Yesterday was the day of the repeat of the meaningful vote, vote. What seemed like it was going to be a defining moment for May and Brexit, turned out to be something of a triumph for her, as 12 of the rebels, including Dominic Grieve failed to rebel, after there was another last minute fudge on the wording of a Ministerial Statement.
I have no idea what this means, who has won, who lost, or when push comes to shove, whether Brexit will be stopped or not.
But the HoC had the chance to assert it's authority over the executive, and bottled it. Again.
It is possible that it will come down to a matter of Constitutional Law when come next February whether Parliament can or will instruct the Government to change course, policy. Or not.
The one thing I take from this, almost all the Government's energy has been spent for the last three weeks or so, on internal strife, negotiating with it's own back benchers, understanding their position and trying to move heaven and earth to accommodate those concerns to allow legislation to be passed. Had May and co spent as much effort and resources in understanding and accommodating the EU's concerns, then Brexit would be a lot less traumatic, and maybe things would look less bleak.
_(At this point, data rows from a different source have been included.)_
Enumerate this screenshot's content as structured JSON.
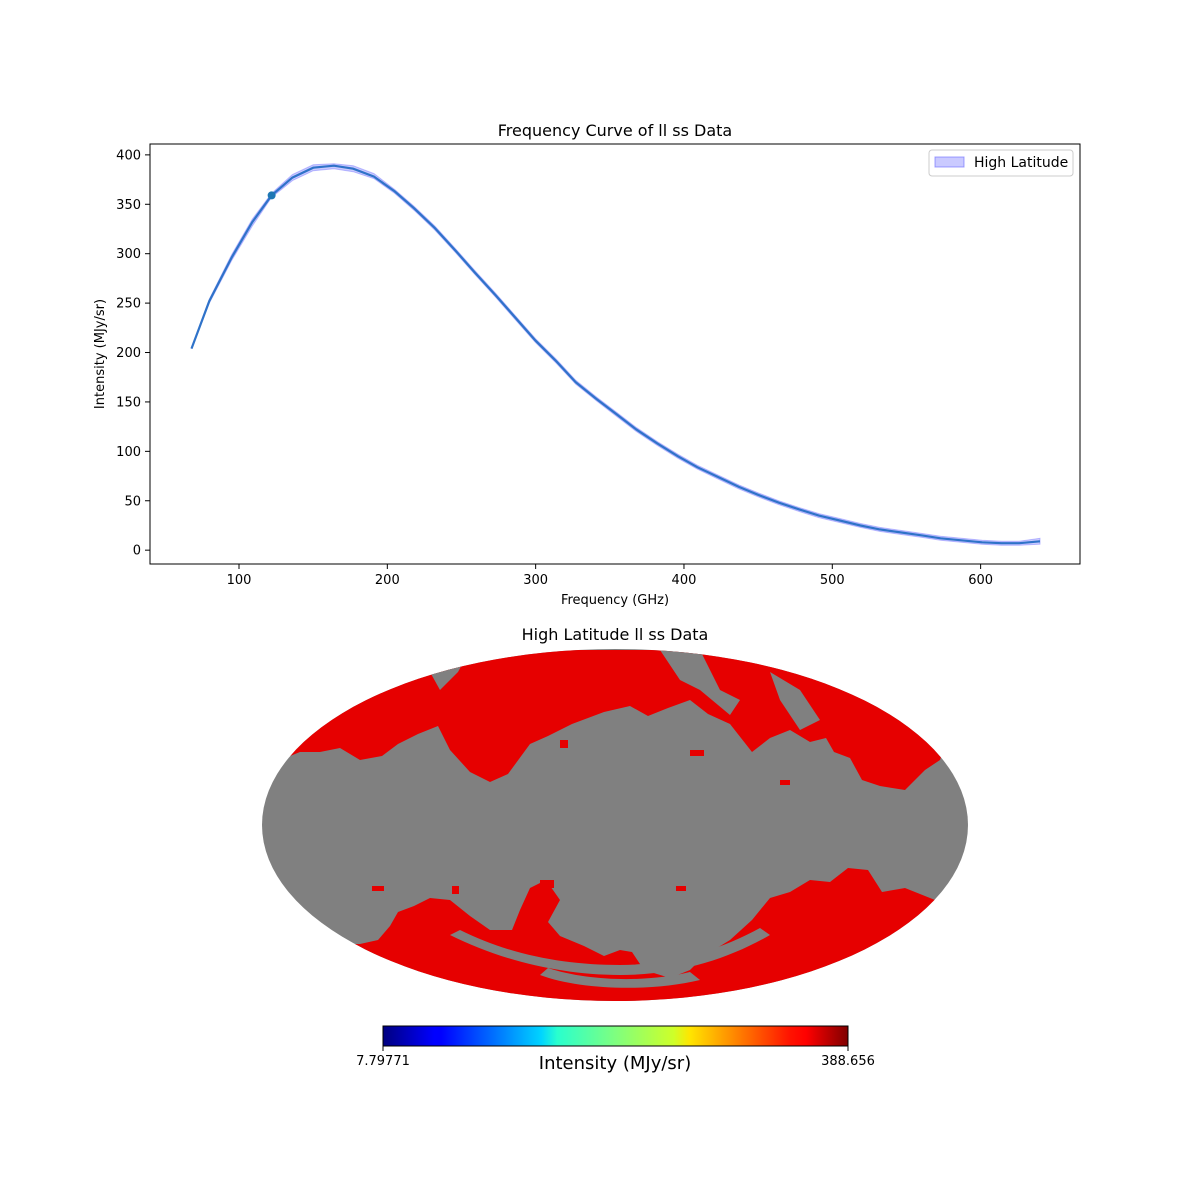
{
  "chart_data": [
    {
      "type": "line",
      "title": "Frequency Curve of ll ss Data",
      "xlabel": "Frequency (GHz)",
      "ylabel": "Intensity (MJy/sr)",
      "xlim": [
        40,
        667
      ],
      "ylim": [
        -14,
        411
      ],
      "xticks": [
        100,
        200,
        300,
        400,
        500,
        600
      ],
      "yticks": [
        0,
        50,
        100,
        150,
        200,
        250,
        300,
        350,
        400
      ],
      "legend": {
        "placement": "top-right",
        "entries": [
          "High Latitude"
        ]
      },
      "grid": false,
      "colors": {
        "line": "#2f73c9",
        "band": "#6666ff",
        "marker": "#1f77b4"
      },
      "series": [
        {
          "x": [
            68,
            80,
            95,
            109,
            122,
            136,
            150,
            164,
            177,
            191,
            205,
            218,
            232,
            246,
            259,
            273,
            287,
            300,
            314,
            327,
            341,
            355,
            368,
            382,
            396,
            409,
            423,
            437,
            450,
            464,
            478,
            491,
            505,
            519,
            532,
            546,
            560,
            573,
            587,
            601,
            614,
            626,
            640
          ],
          "y": [
            204,
            252,
            296,
            332,
            359,
            377,
            387,
            389,
            386,
            378,
            363,
            346,
            326,
            303,
            281,
            258,
            234,
            212,
            191,
            170,
            153,
            137,
            122,
            108,
            95,
            84,
            74,
            64,
            56,
            48,
            41,
            35,
            30,
            25,
            21,
            18,
            15,
            12,
            10,
            8,
            7,
            7,
            9
          ],
          "y_lower": [
            204,
            250,
            293,
            328,
            357,
            374,
            384,
            386,
            383,
            376,
            361,
            344,
            324,
            301,
            279,
            256,
            232,
            210,
            189,
            168,
            151,
            135,
            120,
            106,
            93,
            82,
            72,
            62,
            54,
            46,
            39,
            33,
            28,
            23,
            19,
            16,
            13,
            10,
            8,
            6,
            5,
            5,
            6
          ],
          "y_upper": [
            205,
            254,
            299,
            335,
            361,
            380,
            390,
            391,
            389,
            381,
            365,
            348,
            328,
            305,
            283,
            260,
            236,
            214,
            193,
            172,
            155,
            139,
            124,
            110,
            97,
            86,
            76,
            66,
            58,
            50,
            43,
            37,
            32,
            27,
            23,
            20,
            17,
            14,
            12,
            10,
            9,
            9,
            12
          ]
        }
      ],
      "marker_point": {
        "x": 122,
        "y": 359
      }
    },
    {
      "type": "heatmap",
      "title": "High Latitude ll ss Data",
      "projection": "mollweide",
      "masked_color": "#808080",
      "data_color": "#e60000",
      "colorbar": {
        "min_label": "7.79771",
        "max_label": "388.656",
        "label": "Intensity (MJy/sr)",
        "colormap": "jet"
      }
    }
  ]
}
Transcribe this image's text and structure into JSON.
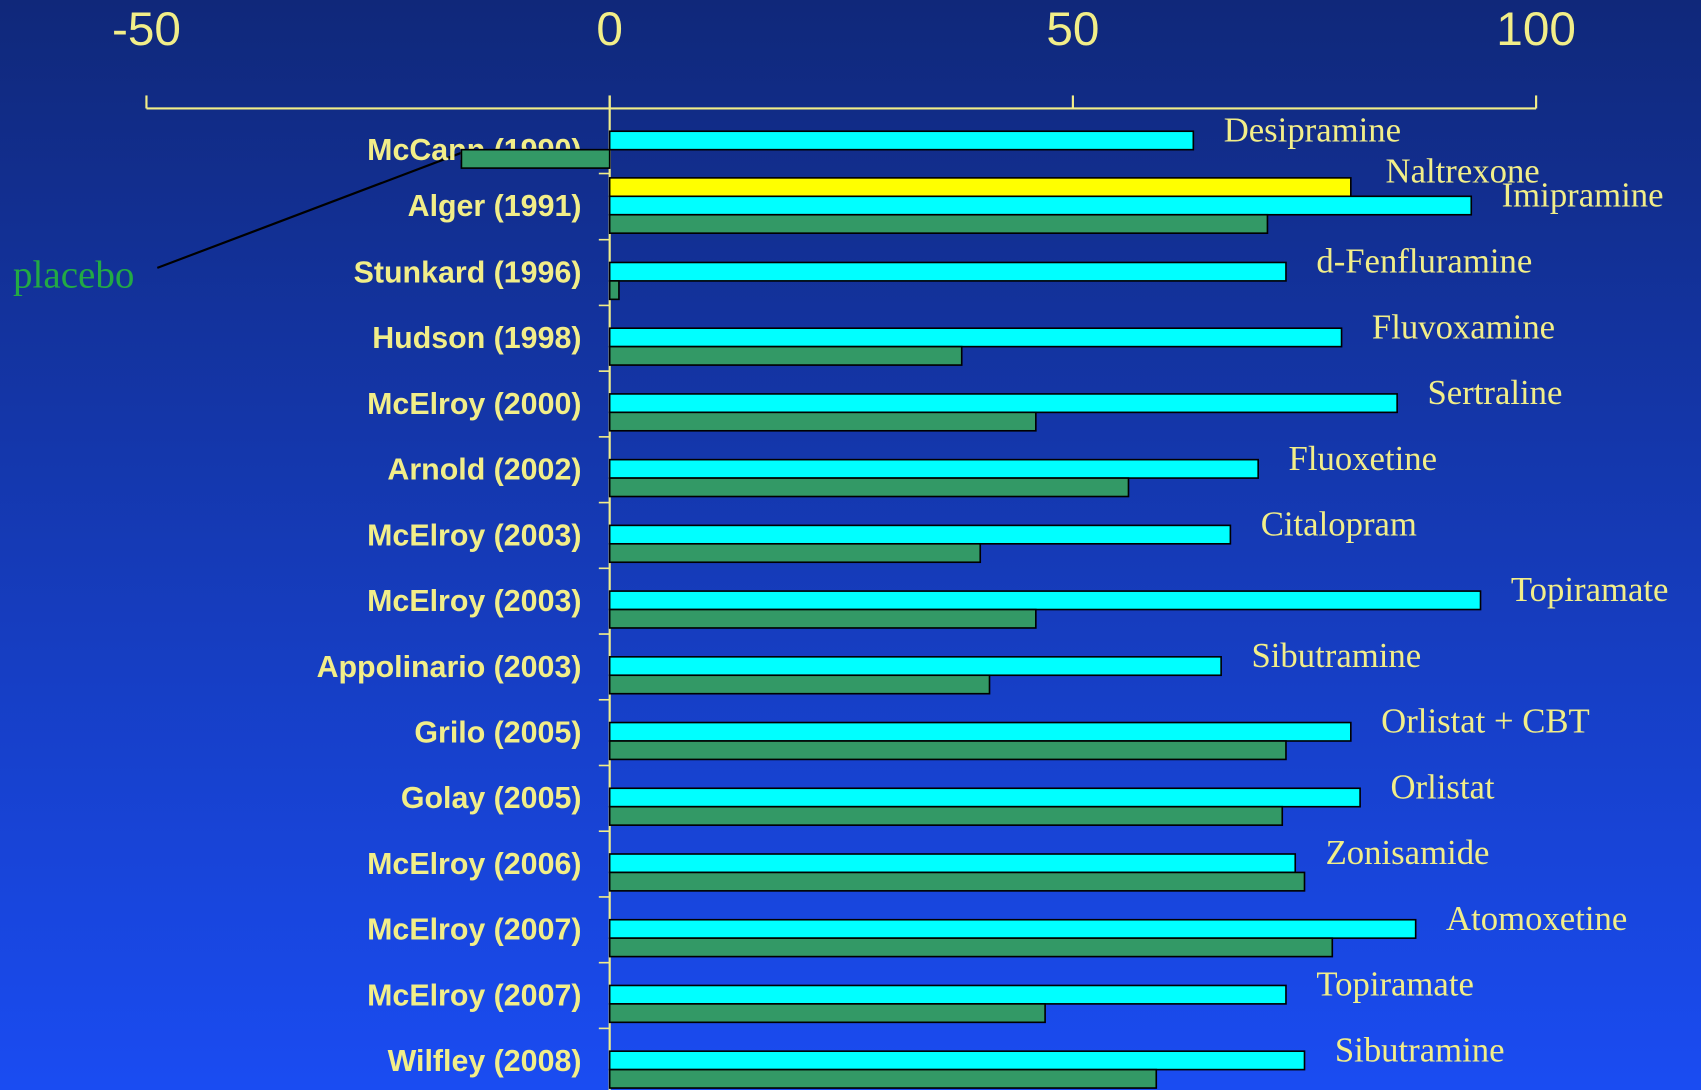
{
  "chart_data": {
    "type": "bar",
    "orientation": "horizontal",
    "categories": [
      "McCann (1990)",
      "Alger (1991)",
      "Stunkard (1996)",
      "Hudson (1998)",
      "McElroy (2000)",
      "Arnold (2002)",
      "McElroy (2003)",
      "McElroy (2003)",
      "Appolinario (2003)",
      "Grilo (2005)",
      "Golay (2005)",
      "McElroy (2006)",
      "McElroy (2007)",
      "McElroy (2007)",
      "Wilfley (2008)"
    ],
    "drug_labels": [
      "Desipramine",
      "Imipramine",
      "d-Fenfluramine",
      "Fluvoxamine",
      "Sertraline",
      "Fluoxetine",
      "Citalopram",
      "Topiramate",
      "Sibutramine",
      "Orlistat + CBT",
      "Orlistat",
      "Zonisamide",
      "Atomoxetine",
      "Topiramate",
      "Sibutramine"
    ],
    "series": [
      {
        "color": "#00ffff",
        "values": [
          63,
          93,
          73,
          79,
          85,
          70,
          67,
          94,
          66,
          80,
          81,
          74,
          87,
          73,
          75
        ]
      },
      {
        "name": "placebo",
        "color": "#339966",
        "values": [
          -16,
          71,
          1,
          38,
          46,
          56,
          40,
          46,
          41,
          73,
          72.6,
          75,
          78,
          47,
          59
        ]
      },
      {
        "name": "Naltrexone",
        "color": "#ffff00",
        "values": [
          null,
          80,
          null,
          null,
          null,
          null,
          null,
          null,
          null,
          null,
          null,
          null,
          null,
          null,
          null
        ]
      }
    ],
    "xlim": [
      -50,
      100
    ],
    "xticks": [
      -50,
      0,
      50,
      100
    ]
  }
}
The Europhiles have capitulated at every turn, and the Brexiteers have not. So, extrapolating this forward, the Brexiteers will puch for a chaotic Brexit, leaving the EU with no formal agreement on trade, borders, rights, tax, fissile material, aviation, transport, cross-border crime coordination, and so on, relying on good will, or just muddling through.
The other alternative, is that in February, if there is no deal forthcoming, Parliament could pass a no confidence vote in May and bring down the Government, six weeks before Brexit.
If this thought isn't daft enough, it fails to take into account that when it came down to standing up for democracy, the Europhiles and rebels just folded. So they probably wouldn't vote against the Government either.
And all the while, Government has not been thinking about the NI-Irish border, trade, customs, tax and the rest of stuff that needs to be sorted, and if that were not bad enough, Parliament is about to go into recess, then into Conference season, meaning very little will be able to be discussed until october.